I certainly hope he still has an audience in coming generations. As modernism continues to lose traction and “postmodernism” becomes dominant, I think voices like his will grow increasingly relevant – and voices like CS Lewis, who did not really anticipate that development, will become less so.
An interesting and thoughtful response! The gospel writer’s honesty in speaking of the father’s “unbelief” or doubt helps me (us) identify with the father and his situation, and Mark’s blunt put-down of the disciples is telling (and repeated elsewhere his gospel, e.g., Peter’s denials). One’s presuppositions concerning miracles, prayer, and faith certainly shape the way we read Mark 9:14-29. I would suggest that Mark’s account of Jesus’ reply (“This kind can come out only by prayer”) is not a clear-cut “answer,” as it raises many related experiential questions concerning God’s providence for us today.
Jim and Tim,
This is a good, but it does not go far enough.
Polanyi’s fundamental assertion is that all knowledge—whether it relates to the natural sciences, religion or philosophy—is personal in nature. Polanyi’s post-critical approach to the nature of knowledge argues that knowledge must involve personal commitment. Although knowledge involves concepts or ideas, it also involves something more profound—a personal involvement with that which is known. . . . 
If it is true that all knowledge is personal, that means that all knowledge is relational. This is proven by Einstein’s theory E = mc squared. The best summary of that concept is "Facts are relative [relational,] but laws are absolute [objective.] back cover sleeve, (Seven Ideas that Shook the Universe, by Nathan Spielberg and Bryon Anderson, 1987).
This goes against Western dualism which is the basis of western theology and monistic materialism which is the basis materialistic philosophy. Again if personalist philosophy is true, reality must be relational and since this agrees with Einsteinian science this is confirmed. Facts are relational, but laws are objective, because they are relational.
I am not quite sure what you are saying. . . and I am confused as to where E=mc^2 comes in. Moreover, does not the discovery of superconductivity deny the “absoluteness” of Ohm’s Law? I think I am missing your point . . .
Under the Newtonian cosmology time and space are absolute, which means that facts are absolute or not relational.
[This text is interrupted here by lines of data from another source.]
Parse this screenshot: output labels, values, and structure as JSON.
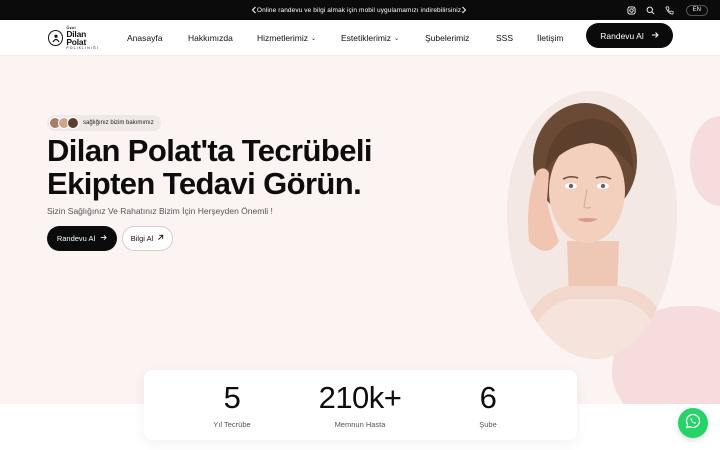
{
  "topbar": {
    "message": "Online randevu ve bilgi almak için mobil uygulamamızı indirebilirsiniz.",
    "icons": [
      "chevron-left-icon",
      "chevron-right-icon",
      "instagram-icon",
      "search-icon",
      "phone-icon"
    ],
    "lang": "EN"
  },
  "logo": {
    "line1": "Özel",
    "line2": "Dilan Polat",
    "line3": "POLİKLİNİĞİ"
  },
  "nav": {
    "items": [
      {
        "label": "Anasayfa"
      },
      {
        "label": "Hakkımızda"
      },
      {
        "label": "Hizmetlerimiz"
      },
      {
        "label": "Estetiklerimiz"
      },
      {
        "label": "Şubelerimiz"
      },
      {
        "label": "SSS"
      },
      {
        "label": "İletişim"
      }
    ],
    "cta": "Randevu Al"
  },
  "hero": {
    "badge": "sağlığınız bizim bakımımız",
    "headline_line1": "Dilan Polat'ta Tecrübeli",
    "headline_line2": "Ekipten Tedavi Görün.",
    "subtext": "Sizin Sağlığınız Ve Rahatınız Bizim İçin Herşeyden Önemli !",
    "primary_button": "Randevu Al",
    "secondary_button": "Bilgi Al"
  },
  "stats": [
    {
      "value": "5",
      "label": "Yıl Tecrübe"
    },
    {
      "value": "210k+",
      "label": "Memnun Hasta"
    },
    {
      "value": "6",
      "label": "Şube"
    }
  ],
  "colors": {
    "dark": "#0b0b0b",
    "hero_bg": "#fcf3f3",
    "blob": "#f6dcdc",
    "whatsapp": "#25d366"
  }
}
Einstein demonstrated the time and space are relational or relative. That is why we have curved space. It also demonstrates that mass and energy are related. Energy equals mass times the speed of light(time times space) squared. Thus his equation which has been scientifically verified relates mass, energy, time, and space. All are relational and none is absolute or unchanging except the speed of light in space and the equation itself.
In terms of superconductivity we are talking about temperatures near Absolute Zero degrees or when matter almost still without any energy, which is the basis for electrical resistance. Thus super conductivity demonstrates the relationship between temperature and conductivity and how electricity behave in extreme conditions does not deny the basic truth of Ohm’s Law, while showing how all things are relational.
Because matter and energy, time and space are relational as per Einstein, we can know them through science as persons per Polanyi, The universe is relational because it is created by a relational God, YHWH. We can know God and God because God is relational, the Trinity.
OK, thanks for that clarification. Clearly you like to emphasize “relationality”! I get your point now.
If we take Polanyi seriously, we need to emphasize relationality.
In terms of Evolution Dawkins came up with understanding of Natural Selection which he calls the Selfish Gene, which emphasizes the negative aspect of relationality. The only way he and Darwin can explain the absence of God is to say that life develops based on the survival of the fittest, the constant struggle for survival, which has not been scientifically verified. On the other hand symbiosis or mutuality has been clearly and widely verified in nature despite resistance by neoDarwinian science.,
Ecological natural selection demonstrates that Polanyi was clearly right. All knowledge is personal, because nature is relational.